Cette deuxième ordonnance vise donc à transposer une directive du Parlement européen et du Conseil du 4 février 2014 sur les contrats de crédit aux consommateurs relatifs aux biens immobiliers à usage résidentiel. Cela a été souligné : cette directive a été élaborée sur le plan européen suite à la crise des« subprimes » et compte tenu de la prépondérance – dans certains pays européens en tout cas – d’un système de crédit hypothécaire où le crédit est accordé d’abord en référence au prix du bien et non aux capacités de remboursement de l’emprunteur.

Je tiens à rappeler que la France est plutôt une exception en la matière. D’ailleurs, dans la résolution proposée à mon initiative ainsi que celle de quelques collègues adoptée par la représentation nationale à l’unanimité le 13 juin dernier, nous avons bien souligné que nous voulions protéger, dans le cadre des négociations en cours au comité de Bâle, ce système français de crédit immobilier qui, contrairement à d’autres, fonctionne peu sur l’hypothèque et sur les taux variables mais… qui fonctionne bien – il a notamment prouvé sa grande résilience face à cette crise de 2008.

C’est pourquoi, si la transposition de la directive de 2014 a nécessité des ajustements techniques et, en effet, des consultations répétées auprès des acteurs du marché, elle n’a pas bouleversé le droit français du crédit immobilier à usage d’habitation.

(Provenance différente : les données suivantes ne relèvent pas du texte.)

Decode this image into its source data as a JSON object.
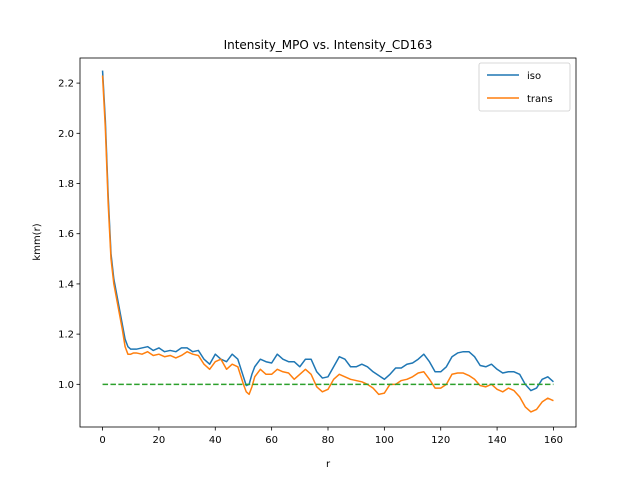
{
  "chart_data": {
    "type": "line",
    "title": "Intensity_MPO vs. Intensity_CD163",
    "xlabel": "r",
    "ylabel": "kmm(r)",
    "xlim": [
      -8,
      168
    ],
    "ylim": [
      0.83,
      2.3
    ],
    "xticks": [
      0,
      20,
      40,
      60,
      80,
      100,
      120,
      140,
      160
    ],
    "xtick_labels": [
      "0",
      "20",
      "40",
      "60",
      "80",
      "100",
      "120",
      "140",
      "160"
    ],
    "yticks": [
      1.0,
      1.2,
      1.4,
      1.6,
      1.8,
      2.0,
      2.2
    ],
    "ytick_labels": [
      "1.0",
      "1.2",
      "1.4",
      "1.6",
      "1.8",
      "2.0",
      "2.2"
    ],
    "grid": false,
    "legend_position": "top-right",
    "series": [
      {
        "name": "iso",
        "color": "#1f77b4",
        "x": [
          0,
          1,
          2,
          3,
          4,
          5,
          6,
          7,
          8,
          9,
          10,
          11,
          12,
          14,
          16,
          18,
          20,
          22,
          24,
          26,
          28,
          30,
          32,
          34,
          36,
          38,
          40,
          42,
          44,
          46,
          48,
          50,
          51,
          52,
          53,
          54,
          56,
          58,
          60,
          62,
          64,
          66,
          68,
          70,
          72,
          74,
          76,
          78,
          80,
          82,
          84,
          86,
          88,
          90,
          92,
          94,
          96,
          98,
          100,
          102,
          104,
          106,
          108,
          110,
          112,
          114,
          116,
          118,
          120,
          122,
          124,
          126,
          128,
          130,
          132,
          134,
          136,
          138,
          140,
          142,
          144,
          146,
          148,
          150,
          152,
          154,
          156,
          158,
          160
        ],
        "y": [
          2.25,
          2.05,
          1.75,
          1.52,
          1.42,
          1.36,
          1.3,
          1.24,
          1.18,
          1.15,
          1.14,
          1.14,
          1.14,
          1.145,
          1.15,
          1.135,
          1.145,
          1.13,
          1.135,
          1.13,
          1.145,
          1.145,
          1.13,
          1.135,
          1.1,
          1.08,
          1.12,
          1.1,
          1.09,
          1.12,
          1.1,
          1.03,
          0.995,
          1.0,
          1.04,
          1.07,
          1.1,
          1.09,
          1.085,
          1.12,
          1.1,
          1.09,
          1.09,
          1.07,
          1.1,
          1.1,
          1.05,
          1.025,
          1.03,
          1.07,
          1.11,
          1.1,
          1.07,
          1.07,
          1.08,
          1.07,
          1.05,
          1.035,
          1.02,
          1.04,
          1.065,
          1.065,
          1.08,
          1.085,
          1.1,
          1.12,
          1.09,
          1.05,
          1.05,
          1.07,
          1.11,
          1.125,
          1.13,
          1.13,
          1.11,
          1.075,
          1.07,
          1.08,
          1.06,
          1.045,
          1.05,
          1.05,
          1.04,
          1.0,
          0.975,
          0.985,
          1.02,
          1.03,
          1.01
        ]
      },
      {
        "name": "trans",
        "color": "#ff7f0e",
        "x": [
          0,
          1,
          2,
          3,
          4,
          5,
          6,
          7,
          8,
          9,
          10,
          11,
          12,
          14,
          16,
          18,
          20,
          22,
          24,
          26,
          28,
          30,
          32,
          34,
          36,
          38,
          40,
          42,
          44,
          46,
          48,
          50,
          51,
          52,
          53,
          54,
          56,
          58,
          60,
          62,
          64,
          66,
          68,
          70,
          72,
          74,
          76,
          78,
          80,
          82,
          84,
          86,
          88,
          90,
          92,
          94,
          96,
          98,
          100,
          102,
          104,
          106,
          108,
          110,
          112,
          114,
          116,
          118,
          120,
          122,
          124,
          126,
          128,
          130,
          132,
          134,
          136,
          138,
          140,
          142,
          144,
          146,
          148,
          150,
          152,
          154,
          156,
          158,
          160
        ],
        "y": [
          2.23,
          2.02,
          1.72,
          1.5,
          1.4,
          1.34,
          1.28,
          1.22,
          1.15,
          1.12,
          1.12,
          1.125,
          1.125,
          1.12,
          1.13,
          1.115,
          1.12,
          1.11,
          1.115,
          1.105,
          1.115,
          1.13,
          1.12,
          1.115,
          1.08,
          1.06,
          1.09,
          1.1,
          1.06,
          1.08,
          1.07,
          1.0,
          0.97,
          0.96,
          0.99,
          1.03,
          1.06,
          1.04,
          1.04,
          1.06,
          1.05,
          1.045,
          1.02,
          1.04,
          1.06,
          1.04,
          0.99,
          0.97,
          0.98,
          1.02,
          1.04,
          1.03,
          1.02,
          1.015,
          1.01,
          1.0,
          0.985,
          0.96,
          0.965,
          1.0,
          1.0,
          1.015,
          1.02,
          1.03,
          1.045,
          1.05,
          1.02,
          0.985,
          0.985,
          1.0,
          1.04,
          1.045,
          1.045,
          1.035,
          1.02,
          0.995,
          0.99,
          1.0,
          0.98,
          0.97,
          0.985,
          0.975,
          0.95,
          0.91,
          0.89,
          0.9,
          0.93,
          0.945,
          0.935
        ]
      },
      {
        "name": "",
        "color": "#2ca02c",
        "dashed": true,
        "x": [
          0,
          160
        ],
        "y": [
          1.0,
          1.0
        ]
      }
    ]
  }
}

Un exemple : la directive prévoit la professionnalisation de l’activité d’évaluation du prix des biens immobiliers dans le cadre de l’octroi de crédits hypothécaires, or, en France, l’impact de cette mesure sera en fait très marginal : les crédits hypothécaires étant minoritaires, l’activité d’évaluation des biens l’est également.

Je souhaite toutefois souligner à mon tour deux nouveautés entrées en vigueur le 1er octobre 2016 : d’une part, vous l’avez dit, la fiche d’information standardisée européenne qui permet à l’emprunteur de mieux déterminer si le contrat de crédit proposé correspond bien à ses besoins et de comparer les différentes offres entre elles ; d’autre part, le taux annuel effectif global – TAEG –, déjà en vigueur pour le calcul des crédits à la consommation, qui remplacera désormais partout notre actuel taux effectif global – TEG –, l’objectif étant encore de permettre à l’emprunteur de comparer plus facilement les offres et, surtout, de mesurer leur impact réel sur sa situation financière personnelle.

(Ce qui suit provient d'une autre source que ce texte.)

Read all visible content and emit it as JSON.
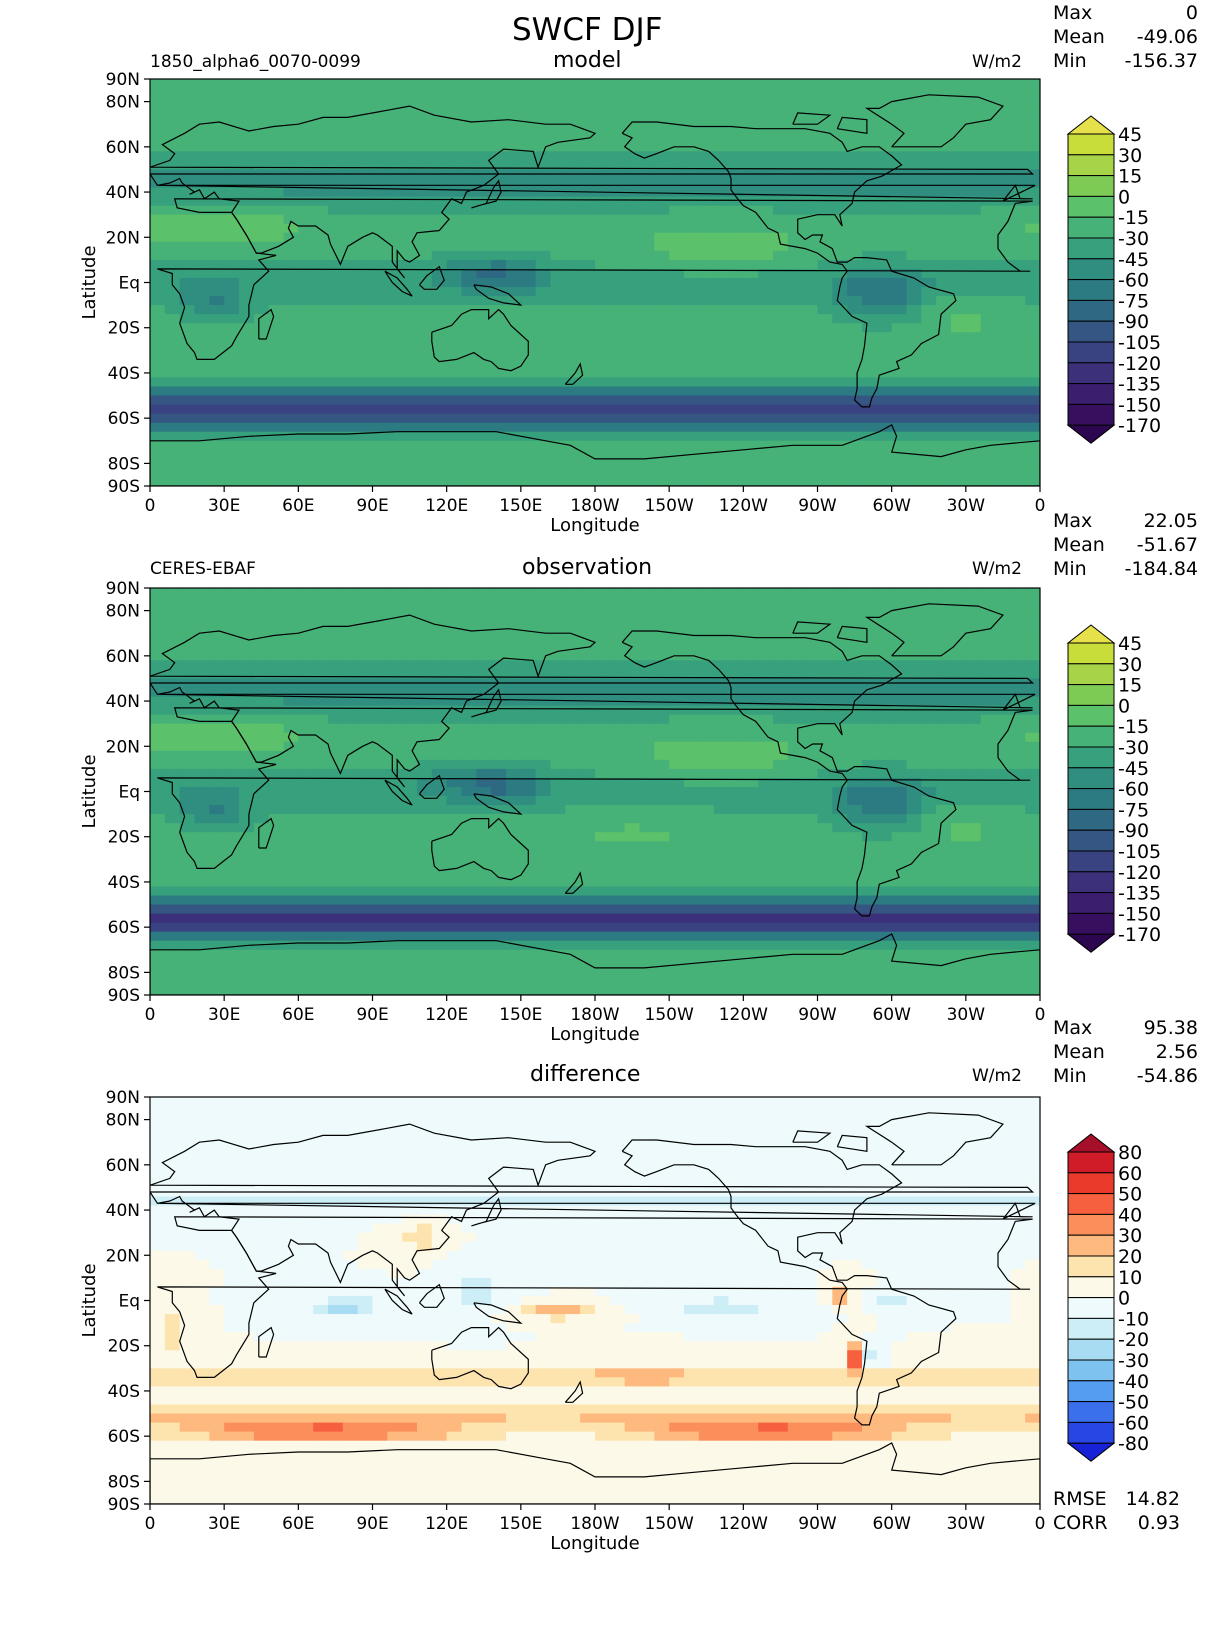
{
  "figure": {
    "title": "SWCF DJF"
  },
  "panels": [
    {
      "id": "model",
      "title": "model",
      "left_label": "1850_alpha6_0070-0099",
      "units": "W/m2",
      "stats": [
        {
          "label": "Max",
          "value": "0"
        },
        {
          "label": "Mean",
          "value": "-49.06"
        },
        {
          "label": "Min",
          "value": "-156.37"
        }
      ],
      "colorbar": {
        "labels": [
          "45",
          "30",
          "15",
          "0",
          "-15",
          "-30",
          "-45",
          "-60",
          "-75",
          "-90",
          "-105",
          "-120",
          "-135",
          "-150",
          "-170"
        ],
        "colors": [
          "#e6e14a",
          "#c9dd3a",
          "#a6d348",
          "#7dca55",
          "#5cc16b",
          "#47b277",
          "#37a07c",
          "#2f8e80",
          "#2d7b82",
          "#2f6883",
          "#355583",
          "#3a4382",
          "#3d307b",
          "#3c1e6f",
          "#36105f",
          "#2d0650"
        ]
      }
    },
    {
      "id": "observation",
      "title": "observation",
      "left_label": "CERES-EBAF",
      "units": "W/m2",
      "stats": [
        {
          "label": "Max",
          "value": "22.05"
        },
        {
          "label": "Mean",
          "value": "-51.67"
        },
        {
          "label": "Min",
          "value": "-184.84"
        }
      ],
      "colorbar": {
        "labels": [
          "45",
          "30",
          "15",
          "0",
          "-15",
          "-30",
          "-45",
          "-60",
          "-75",
          "-90",
          "-105",
          "-120",
          "-135",
          "-150",
          "-170"
        ],
        "colors": [
          "#e6e14a",
          "#c9dd3a",
          "#a6d348",
          "#7dca55",
          "#5cc16b",
          "#47b277",
          "#37a07c",
          "#2f8e80",
          "#2d7b82",
          "#2f6883",
          "#355583",
          "#3a4382",
          "#3d307b",
          "#3c1e6f",
          "#36105f",
          "#2d0650"
        ]
      }
    },
    {
      "id": "difference",
      "title": "difference",
      "left_label": "",
      "units": "W/m2",
      "stats": [
        {
          "label": "Max",
          "value": "95.38"
        },
        {
          "label": "Mean",
          "value": "2.56"
        },
        {
          "label": "Min",
          "value": "-54.86"
        }
      ],
      "bottom_stats": [
        {
          "label": "RMSE",
          "value": "14.82"
        },
        {
          "label": "CORR",
          "value": "0.93"
        }
      ],
      "colorbar": {
        "labels": [
          "80",
          "60",
          "50",
          "40",
          "30",
          "20",
          "10",
          "0",
          "-10",
          "-20",
          "-30",
          "-40",
          "-50",
          "-60",
          "-80"
        ],
        "colors": [
          "#a50f2a",
          "#d01c29",
          "#ea3a2c",
          "#f7603e",
          "#fb8f5b",
          "#fdb97e",
          "#fde4ae",
          "#fdf9e8",
          "#eefafb",
          "#cdeef6",
          "#a8dcf2",
          "#7ec3f0",
          "#559df0",
          "#3a70ec",
          "#2746e3",
          "#1722d6"
        ]
      }
    }
  ],
  "axes": {
    "ylabel": "Latitude",
    "xlabel": "Longitude",
    "yticks": [
      "90N",
      "80N",
      "60N",
      "40N",
      "20N",
      "Eq",
      "20S",
      "40S",
      "60S",
      "80S",
      "90S"
    ],
    "ytick_values": [
      90,
      80,
      60,
      40,
      20,
      0,
      -20,
      -40,
      -60,
      -80,
      -90
    ],
    "xticks": [
      "0",
      "30E",
      "60E",
      "90E",
      "120E",
      "150E",
      "180W",
      "150W",
      "120W",
      "90W",
      "60W",
      "30W",
      "0"
    ],
    "xtick_values": [
      0,
      30,
      60,
      90,
      120,
      150,
      180,
      210,
      240,
      270,
      300,
      330,
      360
    ]
  },
  "chart_data": [
    {
      "type": "heatmap",
      "title": "model",
      "subtitle": "1850_alpha6_0070-0099",
      "units": "W/m2",
      "xlabel": "Longitude",
      "ylabel": "Latitude",
      "xlim": [
        0,
        360
      ],
      "ylim": [
        -90,
        90
      ],
      "stats": {
        "max": 0,
        "mean": -49.06,
        "min": -156.37
      },
      "levels": [
        -170,
        -150,
        -135,
        -120,
        -105,
        -90,
        -75,
        -60,
        -45,
        -30,
        -15,
        0,
        15,
        30,
        45
      ]
    },
    {
      "type": "heatmap",
      "title": "observation",
      "subtitle": "CERES-EBAF",
      "units": "W/m2",
      "xlabel": "Longitude",
      "ylabel": "Latitude",
      "xlim": [
        0,
        360
      ],
      "ylim": [
        -90,
        90
      ],
      "stats": {
        "max": 22.05,
        "mean": -51.67,
        "min": -184.84
      },
      "levels": [
        -170,
        -150,
        -135,
        -120,
        -105,
        -90,
        -75,
        -60,
        -45,
        -30,
        -15,
        0,
        15,
        30,
        45
      ]
    },
    {
      "type": "heatmap",
      "title": "difference",
      "units": "W/m2",
      "xlabel": "Longitude",
      "ylabel": "Latitude",
      "xlim": [
        0,
        360
      ],
      "ylim": [
        -90,
        90
      ],
      "stats": {
        "max": 95.38,
        "mean": 2.56,
        "min": -54.86,
        "rmse": 14.82,
        "corr": 0.93
      },
      "levels": [
        -80,
        -60,
        -50,
        -40,
        -30,
        -20,
        -10,
        0,
        10,
        20,
        30,
        40,
        50,
        60,
        80
      ]
    }
  ]
}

Vous l’avez compris, le projet de loi qui nous est soumis ce matin ne se contente pas d’une ratification sèche des deux ordonnances : des modifications rédactionnelles sont proposées afin de corriger telle ou telle erreur de référence ou de tirer ici ou là dans un autre code une conséquence qui avait été initialement omise.

Comme souvent, le travail s’est poursuivi après le dépôt du projet de loi le 8 juin dernier et sont apparus, ici ou là, d’autres oublis, parfois de petites erreurs dans la codification, ce qui entre nous soit dit n’est guère étonnant compte tenu de l’ampleur du travail accompli.

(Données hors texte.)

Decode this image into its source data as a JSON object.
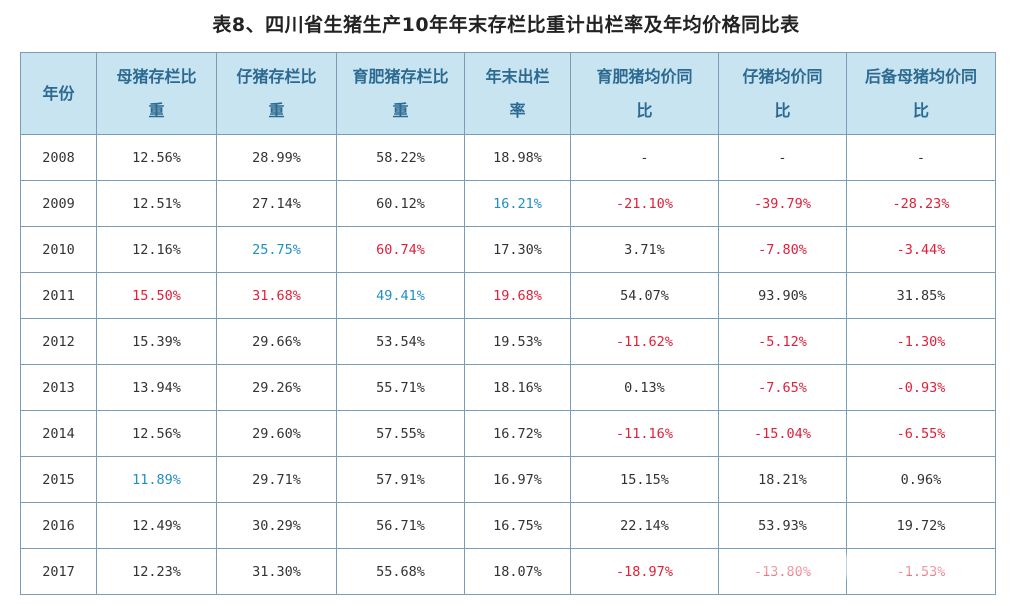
{
  "title": "表8、四川省生猪生产10年年末存栏比重计出栏率及年均价格同比表",
  "headers": [
    [
      "年份"
    ],
    [
      "母猪存栏比",
      "重"
    ],
    [
      "仔猪存栏比",
      "重"
    ],
    [
      "育肥猪存栏比",
      "重"
    ],
    [
      "年末出栏",
      "率"
    ],
    [
      "育肥猪均价同",
      "比"
    ],
    [
      "仔猪均价同",
      "比"
    ],
    [
      "后备母猪均价同",
      "比"
    ]
  ],
  "rows": [
    {
      "cells": [
        "2008",
        "12.56%",
        "28.99%",
        "58.22%",
        "18.98%",
        "-",
        "-",
        "-"
      ],
      "colors": [
        "",
        "",
        "",
        "",
        "",
        "",
        "",
        ""
      ]
    },
    {
      "cells": [
        "2009",
        "12.51%",
        "27.14%",
        "60.12%",
        "16.21%",
        "-21.10%",
        "-39.79%",
        "-28.23%"
      ],
      "colors": [
        "",
        "",
        "",
        "",
        "blue",
        "red",
        "red",
        "red"
      ]
    },
    {
      "cells": [
        "2010",
        "12.16%",
        "25.75%",
        "60.74%",
        "17.30%",
        "3.71%",
        "-7.80%",
        "-3.44%"
      ],
      "colors": [
        "",
        "",
        "blue",
        "red",
        "",
        "",
        "red",
        "red"
      ]
    },
    {
      "cells": [
        "2011",
        "15.50%",
        "31.68%",
        "49.41%",
        "19.68%",
        "54.07%",
        "93.90%",
        "31.85%"
      ],
      "colors": [
        "",
        "red",
        "red",
        "blue",
        "red",
        "",
        "",
        ""
      ]
    },
    {
      "cells": [
        "2012",
        "15.39%",
        "29.66%",
        "53.54%",
        "19.53%",
        "-11.62%",
        "-5.12%",
        "-1.30%"
      ],
      "colors": [
        "",
        "",
        "",
        "",
        "",
        "red",
        "red",
        "red"
      ]
    },
    {
      "cells": [
        "2013",
        "13.94%",
        "29.26%",
        "55.71%",
        "18.16%",
        "0.13%",
        "-7.65%",
        "-0.93%"
      ],
      "colors": [
        "",
        "",
        "",
        "",
        "",
        "",
        "red",
        "red"
      ]
    },
    {
      "cells": [
        "2014",
        "12.56%",
        "29.60%",
        "57.55%",
        "16.72%",
        "-11.16%",
        "-15.04%",
        "-6.55%"
      ],
      "colors": [
        "",
        "",
        "",
        "",
        "",
        "red",
        "red",
        "red"
      ]
    },
    {
      "cells": [
        "2015",
        "11.89%",
        "29.71%",
        "57.91%",
        "16.97%",
        "15.15%",
        "18.21%",
        "0.96%"
      ],
      "colors": [
        "",
        "blue",
        "",
        "",
        "",
        "",
        "",
        ""
      ]
    },
    {
      "cells": [
        "2016",
        "12.49%",
        "30.29%",
        "56.71%",
        "16.75%",
        "22.14%",
        "53.93%",
        "19.72%"
      ],
      "colors": [
        "",
        "",
        "",
        "",
        "",
        "",
        "",
        ""
      ]
    },
    {
      "cells": [
        "2017",
        "12.23%",
        "31.30%",
        "55.68%",
        "18.07%",
        "-18.97%",
        "-13.80%",
        "-1.53%"
      ],
      "colors": [
        "",
        "",
        "",
        "",
        "",
        "red",
        "red",
        "red"
      ]
    }
  ],
  "colors": {
    "header_bg": "#c9e4f1",
    "header_text": "#2c6a92",
    "border": "#7a9cb4",
    "red": "#e0203a",
    "blue": "#1f8fc4",
    "text": "#333333"
  }
}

Sur mon initiative et après quelques auditions que j’ai menées, la commission des affaires économiques a donc pu adopter un certain nombre d’amendements visant à corriger ces quelques imprécisions et erreurs de référence sans que pour autant, je le répète, le droit existant n’en soit modifié. Le travail de toilettage s’est encore un peu poursuivi après l’examen en commission, le Gouvernement ayant déposé quelques amendements de précision – un peu tardivement ! – mais ils ne soulèvent de mon point de vue aucune difficulté.

Avec la commission des affaires économiques, je vous appelle donc à adopter ce projet de loi.